“Surgeons were recruited from the Illinois Surgical Quality Improvement Collaborative in 2016 for a video-based technical skills assessment program.4 Each surgeon submitted 1 representative video of a laparoscopic right hemicolectomy that they performed. Videos were reviewed by 12 or more surgeons, including 2 colorectal surgeons with video evaluation experience. Skill scores were assigned using the American Society of Colon & Rectal Surgeons Video Assessment Tool, and the mean score from all raters was used. Skill score was analyzed separately by terciles and as a continuous variable.
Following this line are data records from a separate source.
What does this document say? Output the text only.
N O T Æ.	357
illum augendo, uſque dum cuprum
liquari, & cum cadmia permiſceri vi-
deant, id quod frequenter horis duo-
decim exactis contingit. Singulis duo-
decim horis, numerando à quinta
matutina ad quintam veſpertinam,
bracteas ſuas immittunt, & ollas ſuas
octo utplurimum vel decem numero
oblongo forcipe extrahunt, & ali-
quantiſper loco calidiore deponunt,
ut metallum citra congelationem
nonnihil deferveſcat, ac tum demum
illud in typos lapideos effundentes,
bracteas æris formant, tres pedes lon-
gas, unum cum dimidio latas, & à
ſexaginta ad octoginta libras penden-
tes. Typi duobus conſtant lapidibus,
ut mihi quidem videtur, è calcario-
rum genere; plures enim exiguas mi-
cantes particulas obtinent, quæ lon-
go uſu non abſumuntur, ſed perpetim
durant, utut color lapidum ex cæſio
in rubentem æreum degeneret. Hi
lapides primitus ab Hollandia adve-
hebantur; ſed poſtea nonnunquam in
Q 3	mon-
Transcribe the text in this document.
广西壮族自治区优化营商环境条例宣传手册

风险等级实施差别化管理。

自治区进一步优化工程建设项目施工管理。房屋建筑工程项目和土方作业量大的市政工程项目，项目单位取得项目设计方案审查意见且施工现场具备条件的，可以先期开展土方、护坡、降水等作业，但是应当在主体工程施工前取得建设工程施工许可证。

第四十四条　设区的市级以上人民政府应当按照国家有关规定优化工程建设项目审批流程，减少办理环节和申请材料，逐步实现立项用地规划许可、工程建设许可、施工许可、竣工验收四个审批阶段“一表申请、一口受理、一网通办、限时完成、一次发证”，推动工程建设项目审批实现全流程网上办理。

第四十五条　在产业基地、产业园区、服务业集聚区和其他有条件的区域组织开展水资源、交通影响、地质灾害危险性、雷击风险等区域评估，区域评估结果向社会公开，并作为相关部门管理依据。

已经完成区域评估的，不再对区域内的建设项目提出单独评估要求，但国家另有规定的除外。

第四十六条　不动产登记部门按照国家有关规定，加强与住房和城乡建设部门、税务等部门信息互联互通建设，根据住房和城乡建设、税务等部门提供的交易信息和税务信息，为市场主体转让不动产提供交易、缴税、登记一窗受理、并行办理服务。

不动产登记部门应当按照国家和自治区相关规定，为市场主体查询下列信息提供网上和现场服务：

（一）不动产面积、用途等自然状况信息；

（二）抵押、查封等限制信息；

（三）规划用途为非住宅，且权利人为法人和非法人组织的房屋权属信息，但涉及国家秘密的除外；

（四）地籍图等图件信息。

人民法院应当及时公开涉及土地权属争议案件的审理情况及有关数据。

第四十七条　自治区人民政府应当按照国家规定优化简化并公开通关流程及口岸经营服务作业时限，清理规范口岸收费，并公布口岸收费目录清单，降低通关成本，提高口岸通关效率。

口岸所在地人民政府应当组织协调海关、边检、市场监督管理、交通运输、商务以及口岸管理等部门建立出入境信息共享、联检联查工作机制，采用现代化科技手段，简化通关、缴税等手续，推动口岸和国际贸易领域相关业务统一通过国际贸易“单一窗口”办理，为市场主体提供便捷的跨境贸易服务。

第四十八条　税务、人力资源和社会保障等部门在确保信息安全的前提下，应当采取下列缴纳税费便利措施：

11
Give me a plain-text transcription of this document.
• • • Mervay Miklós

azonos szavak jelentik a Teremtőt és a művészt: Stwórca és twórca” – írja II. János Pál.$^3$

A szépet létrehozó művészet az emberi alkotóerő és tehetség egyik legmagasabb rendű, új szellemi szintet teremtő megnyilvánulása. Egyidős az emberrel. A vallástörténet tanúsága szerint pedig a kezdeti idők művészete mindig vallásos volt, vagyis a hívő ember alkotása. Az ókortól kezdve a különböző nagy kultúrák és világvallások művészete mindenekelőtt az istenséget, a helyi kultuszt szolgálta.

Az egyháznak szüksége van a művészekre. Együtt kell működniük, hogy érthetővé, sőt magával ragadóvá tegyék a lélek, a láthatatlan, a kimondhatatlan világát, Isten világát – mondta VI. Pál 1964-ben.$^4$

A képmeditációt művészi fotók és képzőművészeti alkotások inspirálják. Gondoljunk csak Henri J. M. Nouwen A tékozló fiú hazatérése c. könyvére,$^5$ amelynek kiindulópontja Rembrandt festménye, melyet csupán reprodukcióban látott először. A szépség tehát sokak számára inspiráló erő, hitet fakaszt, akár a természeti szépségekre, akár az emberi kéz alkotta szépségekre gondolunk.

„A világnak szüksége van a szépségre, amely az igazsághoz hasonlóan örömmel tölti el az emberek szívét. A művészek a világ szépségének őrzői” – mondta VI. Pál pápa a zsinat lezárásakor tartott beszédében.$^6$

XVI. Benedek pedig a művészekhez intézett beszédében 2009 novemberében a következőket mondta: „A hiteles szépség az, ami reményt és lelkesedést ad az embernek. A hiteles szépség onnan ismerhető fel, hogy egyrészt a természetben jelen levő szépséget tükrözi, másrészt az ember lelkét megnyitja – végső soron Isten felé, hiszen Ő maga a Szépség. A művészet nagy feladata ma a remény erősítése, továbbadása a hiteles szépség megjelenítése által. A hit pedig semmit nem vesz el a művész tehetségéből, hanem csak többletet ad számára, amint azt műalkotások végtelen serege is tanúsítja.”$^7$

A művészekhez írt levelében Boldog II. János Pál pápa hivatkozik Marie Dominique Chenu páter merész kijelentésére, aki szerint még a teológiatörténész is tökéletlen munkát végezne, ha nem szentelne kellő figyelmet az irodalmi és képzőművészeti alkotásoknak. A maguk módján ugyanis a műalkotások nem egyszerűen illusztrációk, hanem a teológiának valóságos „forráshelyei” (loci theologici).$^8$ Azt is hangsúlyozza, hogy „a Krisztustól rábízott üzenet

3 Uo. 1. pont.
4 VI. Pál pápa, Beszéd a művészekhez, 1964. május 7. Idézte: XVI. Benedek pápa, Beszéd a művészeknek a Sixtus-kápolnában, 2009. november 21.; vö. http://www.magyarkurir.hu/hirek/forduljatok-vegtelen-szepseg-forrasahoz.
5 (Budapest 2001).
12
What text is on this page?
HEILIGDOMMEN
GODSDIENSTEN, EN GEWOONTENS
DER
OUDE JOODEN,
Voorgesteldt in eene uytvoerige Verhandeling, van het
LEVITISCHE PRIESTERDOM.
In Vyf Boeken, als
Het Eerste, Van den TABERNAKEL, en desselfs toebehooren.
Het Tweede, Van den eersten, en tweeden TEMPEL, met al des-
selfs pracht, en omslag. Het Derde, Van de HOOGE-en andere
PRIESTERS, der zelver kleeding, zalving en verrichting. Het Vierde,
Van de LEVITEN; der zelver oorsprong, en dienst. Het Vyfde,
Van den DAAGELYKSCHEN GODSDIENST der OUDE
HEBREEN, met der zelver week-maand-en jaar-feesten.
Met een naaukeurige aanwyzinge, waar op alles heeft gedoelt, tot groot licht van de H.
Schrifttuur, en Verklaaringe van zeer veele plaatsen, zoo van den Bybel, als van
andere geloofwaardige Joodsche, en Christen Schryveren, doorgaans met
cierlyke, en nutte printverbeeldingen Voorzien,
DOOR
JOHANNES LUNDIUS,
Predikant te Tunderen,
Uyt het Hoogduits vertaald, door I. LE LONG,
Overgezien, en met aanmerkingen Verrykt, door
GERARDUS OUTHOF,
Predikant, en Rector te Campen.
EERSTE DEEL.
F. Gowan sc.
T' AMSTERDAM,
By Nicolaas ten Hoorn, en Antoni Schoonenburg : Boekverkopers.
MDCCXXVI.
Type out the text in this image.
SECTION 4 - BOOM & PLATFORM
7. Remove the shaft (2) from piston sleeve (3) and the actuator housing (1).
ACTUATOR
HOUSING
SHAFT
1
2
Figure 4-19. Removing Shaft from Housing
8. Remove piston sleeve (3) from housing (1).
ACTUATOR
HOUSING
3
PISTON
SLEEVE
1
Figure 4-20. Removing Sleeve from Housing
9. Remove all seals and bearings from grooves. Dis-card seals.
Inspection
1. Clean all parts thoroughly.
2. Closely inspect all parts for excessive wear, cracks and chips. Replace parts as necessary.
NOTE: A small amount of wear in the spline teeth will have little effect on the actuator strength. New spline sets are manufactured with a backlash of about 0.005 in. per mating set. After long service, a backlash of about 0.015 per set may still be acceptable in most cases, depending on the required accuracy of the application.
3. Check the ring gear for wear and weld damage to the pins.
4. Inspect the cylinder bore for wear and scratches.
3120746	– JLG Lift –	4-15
Patients who underwent any minimally invasive colectomy for stage I to III epithelial-origin colon cancer were identified in the National Cancer Database. Patients with operations performed from 2012 to 2017 by participating surgeons were identified by National Provider Identifier numbers, which are maintained internally by the American College of Surgeons. The primary outcome was overall survival after surgery, and the secondary outcome was the number of lymph nodes harvested.
[..] In total, 609 patients underwent laparoscopic colectomy at 11 hospitals performed by 1 of 15 participating surgeons (9 colorectal [60%]; 6 general [40%]). Overall survival differed among skill terciles (5-year survival: 79% for high-skill, 55% for medium-skill, and 60% for low-skill; P = .01 for log-rank test). Adjusting for patient characteristics, survival was improved for the high-skill vs low-skill tercile (HR, 0.31; 95% CI, 0.18-0.54). Each 0.1-point skill score increment was associated with a higher likelihood of survival (HR, 0.90; 95% CI, 0.84-0.97). A sensitivity analysis excluding 90-day mortalities demonstrated similar results.
A stage-stratified sensitivity analysis demonstrated that the association between skill and outcomes was strongest among patients with stage II disease (high vs low skill: HR, 0.14; 95% CI, 0.07-0.30; middle vs low skill: HR, 0.12; 95% CI, 0.04-0.39; 0.1-point score increment: HR, 0.85; 95% CI, 0.78-0.94). In a sensitivity analysis of 307 open procedures, survival was improved for the high-skill (HR, 0.41; 95% CI, 0.18-0.90) and middle-skill (HR, 0.41; 95% CI, 0.23-0.72) vs the low-skill tercile; however, each 0.1-point skill score increment was not significantly associated with survival (HR, 0.91; 95% CI, 0.80-1.05). The mean (SD) number of lymph nodes examined was 23.9 (9.2) for the high-skill tercile, 21.2 (10.5) for the middle-skill tercile, and 20.3 (12.1) for the low-skill tercile, but terciles did not differ significantly on adjusted analysis.”